A recent shot commissioned by Caritas Vaud provides a good example of how video production can adapt in a COVID world.
Many businesses have been disrupted by the pandemic, and video production was no exception. Which is understandable since we’ve all had to dramatically change our plans in short notice. Communication strategies for the year ahead got scrapped as everybody had to re-calibrate their message in order to say something relevant in a post COVID world.
The good news is that businesses are getting used to living within the constraints of the new normal, and we’re already helping them out tackling their new challenges.
Which brings me to the point I want to make. Have a look at the video below:
This video, done for Caritas Vaud (you can help their great work here) was entirely filmed not by a film crew, but merely a two person team and the client behind the camera. And if necessary, we can reduce it to one! Videographers have a natural advantage during pandemic times, now that filming requires reducing the number of participants to the absolute necessary.

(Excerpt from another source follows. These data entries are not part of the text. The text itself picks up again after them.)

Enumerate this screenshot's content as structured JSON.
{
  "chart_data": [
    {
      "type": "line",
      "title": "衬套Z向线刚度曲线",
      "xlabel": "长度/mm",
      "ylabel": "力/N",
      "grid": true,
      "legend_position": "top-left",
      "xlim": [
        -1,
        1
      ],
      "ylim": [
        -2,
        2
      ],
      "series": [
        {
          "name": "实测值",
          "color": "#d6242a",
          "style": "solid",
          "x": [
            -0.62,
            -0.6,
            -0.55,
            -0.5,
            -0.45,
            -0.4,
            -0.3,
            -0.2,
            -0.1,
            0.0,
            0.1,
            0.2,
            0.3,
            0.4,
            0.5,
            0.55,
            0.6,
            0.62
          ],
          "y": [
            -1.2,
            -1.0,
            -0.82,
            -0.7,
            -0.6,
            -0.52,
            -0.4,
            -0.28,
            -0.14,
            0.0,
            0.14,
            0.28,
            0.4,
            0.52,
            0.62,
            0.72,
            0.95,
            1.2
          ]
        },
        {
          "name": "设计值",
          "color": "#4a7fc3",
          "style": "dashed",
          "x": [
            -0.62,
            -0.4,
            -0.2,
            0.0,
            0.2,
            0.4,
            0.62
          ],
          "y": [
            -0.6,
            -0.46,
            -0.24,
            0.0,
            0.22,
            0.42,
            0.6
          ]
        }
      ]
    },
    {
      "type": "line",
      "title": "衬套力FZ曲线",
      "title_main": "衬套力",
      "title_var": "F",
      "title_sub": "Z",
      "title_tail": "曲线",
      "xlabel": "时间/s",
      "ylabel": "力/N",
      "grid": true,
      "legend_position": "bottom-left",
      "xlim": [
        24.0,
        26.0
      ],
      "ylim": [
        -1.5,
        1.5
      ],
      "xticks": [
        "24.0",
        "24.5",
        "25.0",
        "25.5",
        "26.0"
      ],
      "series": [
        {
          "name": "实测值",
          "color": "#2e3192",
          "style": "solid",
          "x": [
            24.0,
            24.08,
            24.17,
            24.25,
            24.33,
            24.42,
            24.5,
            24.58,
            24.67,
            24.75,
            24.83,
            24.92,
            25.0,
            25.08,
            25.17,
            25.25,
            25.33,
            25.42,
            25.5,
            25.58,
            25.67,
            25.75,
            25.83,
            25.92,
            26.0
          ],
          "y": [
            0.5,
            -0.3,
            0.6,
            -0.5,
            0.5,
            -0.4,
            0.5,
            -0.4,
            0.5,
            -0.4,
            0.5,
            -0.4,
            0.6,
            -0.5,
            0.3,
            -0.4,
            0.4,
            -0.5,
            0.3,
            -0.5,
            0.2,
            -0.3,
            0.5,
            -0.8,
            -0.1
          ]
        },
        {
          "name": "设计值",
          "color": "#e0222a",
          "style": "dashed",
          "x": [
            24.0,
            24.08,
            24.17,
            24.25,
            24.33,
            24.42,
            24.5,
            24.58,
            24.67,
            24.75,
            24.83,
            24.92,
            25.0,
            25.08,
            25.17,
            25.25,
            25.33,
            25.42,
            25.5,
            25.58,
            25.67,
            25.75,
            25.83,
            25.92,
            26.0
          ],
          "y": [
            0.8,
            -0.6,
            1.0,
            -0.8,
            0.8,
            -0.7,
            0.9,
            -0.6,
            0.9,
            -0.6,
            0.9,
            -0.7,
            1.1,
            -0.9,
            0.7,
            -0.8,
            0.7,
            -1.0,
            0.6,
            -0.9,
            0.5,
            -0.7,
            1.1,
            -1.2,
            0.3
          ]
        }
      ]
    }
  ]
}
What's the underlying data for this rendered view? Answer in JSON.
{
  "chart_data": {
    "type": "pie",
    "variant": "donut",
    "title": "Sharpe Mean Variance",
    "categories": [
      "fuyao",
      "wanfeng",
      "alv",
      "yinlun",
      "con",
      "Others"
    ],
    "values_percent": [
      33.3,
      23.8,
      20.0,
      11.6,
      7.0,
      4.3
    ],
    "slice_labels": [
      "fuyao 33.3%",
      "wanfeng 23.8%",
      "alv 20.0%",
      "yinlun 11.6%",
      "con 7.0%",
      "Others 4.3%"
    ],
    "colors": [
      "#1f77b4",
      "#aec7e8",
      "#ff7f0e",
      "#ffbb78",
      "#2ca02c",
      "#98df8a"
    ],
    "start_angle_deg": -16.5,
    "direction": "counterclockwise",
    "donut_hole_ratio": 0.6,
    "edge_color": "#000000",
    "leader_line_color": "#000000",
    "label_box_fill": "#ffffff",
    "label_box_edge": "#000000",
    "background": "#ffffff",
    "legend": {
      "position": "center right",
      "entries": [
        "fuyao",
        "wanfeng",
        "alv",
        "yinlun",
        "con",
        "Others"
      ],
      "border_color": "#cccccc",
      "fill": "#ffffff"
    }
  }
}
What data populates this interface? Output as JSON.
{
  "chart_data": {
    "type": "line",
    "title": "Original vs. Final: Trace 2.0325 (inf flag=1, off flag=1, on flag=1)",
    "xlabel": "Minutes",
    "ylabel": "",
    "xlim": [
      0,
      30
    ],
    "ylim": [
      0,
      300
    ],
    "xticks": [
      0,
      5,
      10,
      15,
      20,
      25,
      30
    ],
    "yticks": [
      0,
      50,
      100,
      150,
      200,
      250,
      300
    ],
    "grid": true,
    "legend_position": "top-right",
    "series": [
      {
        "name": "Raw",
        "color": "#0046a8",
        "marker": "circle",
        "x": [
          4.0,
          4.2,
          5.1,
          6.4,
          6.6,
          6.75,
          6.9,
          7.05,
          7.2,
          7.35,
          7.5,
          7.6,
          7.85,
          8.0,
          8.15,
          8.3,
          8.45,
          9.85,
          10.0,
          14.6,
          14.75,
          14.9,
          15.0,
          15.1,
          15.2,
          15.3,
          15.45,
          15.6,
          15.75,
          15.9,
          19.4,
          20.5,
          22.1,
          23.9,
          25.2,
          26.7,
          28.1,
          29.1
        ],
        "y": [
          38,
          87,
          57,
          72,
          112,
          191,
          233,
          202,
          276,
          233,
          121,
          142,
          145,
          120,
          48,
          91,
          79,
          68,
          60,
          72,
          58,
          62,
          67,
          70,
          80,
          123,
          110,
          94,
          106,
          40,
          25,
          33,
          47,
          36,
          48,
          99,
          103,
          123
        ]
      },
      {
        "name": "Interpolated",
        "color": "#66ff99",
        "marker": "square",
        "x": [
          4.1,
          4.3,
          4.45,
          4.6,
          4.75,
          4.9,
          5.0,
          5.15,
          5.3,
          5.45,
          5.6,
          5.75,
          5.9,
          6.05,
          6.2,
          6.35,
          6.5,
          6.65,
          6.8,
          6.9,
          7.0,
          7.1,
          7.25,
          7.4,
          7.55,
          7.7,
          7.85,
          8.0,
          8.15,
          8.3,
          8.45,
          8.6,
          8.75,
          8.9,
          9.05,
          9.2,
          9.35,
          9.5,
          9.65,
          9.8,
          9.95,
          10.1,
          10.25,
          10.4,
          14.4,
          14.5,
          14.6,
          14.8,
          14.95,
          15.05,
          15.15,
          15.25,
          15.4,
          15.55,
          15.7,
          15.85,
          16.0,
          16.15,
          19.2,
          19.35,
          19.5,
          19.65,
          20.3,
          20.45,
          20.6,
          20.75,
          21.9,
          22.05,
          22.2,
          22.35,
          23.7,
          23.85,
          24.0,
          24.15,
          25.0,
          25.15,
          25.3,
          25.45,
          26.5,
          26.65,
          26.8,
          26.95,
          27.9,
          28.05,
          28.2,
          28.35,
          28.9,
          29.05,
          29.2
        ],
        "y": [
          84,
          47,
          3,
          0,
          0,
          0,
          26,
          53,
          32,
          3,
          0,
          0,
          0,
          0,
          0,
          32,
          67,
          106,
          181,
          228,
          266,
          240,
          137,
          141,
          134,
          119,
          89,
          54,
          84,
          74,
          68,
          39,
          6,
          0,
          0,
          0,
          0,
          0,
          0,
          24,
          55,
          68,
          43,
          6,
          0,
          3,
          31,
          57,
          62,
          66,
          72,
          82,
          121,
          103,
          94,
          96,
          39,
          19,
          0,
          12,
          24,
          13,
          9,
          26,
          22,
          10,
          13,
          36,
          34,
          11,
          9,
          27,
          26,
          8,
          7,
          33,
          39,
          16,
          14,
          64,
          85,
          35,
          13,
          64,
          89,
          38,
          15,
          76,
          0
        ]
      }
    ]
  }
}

The downside though, is that the videographer shoulders all technical responsibility. Video is a combination of many disciplines, and having just one person means that man or woman has to be a director, set up lights, handle sound capture, have a photographic eye, along many other things.
In short, the videographer is now something like an artisan in the 21st century. And in that sense, the quality of his output is directly related to the mastery of his tools and craft.
If you need a great video, this is the sort of person you need if you can’t afford a room full of people.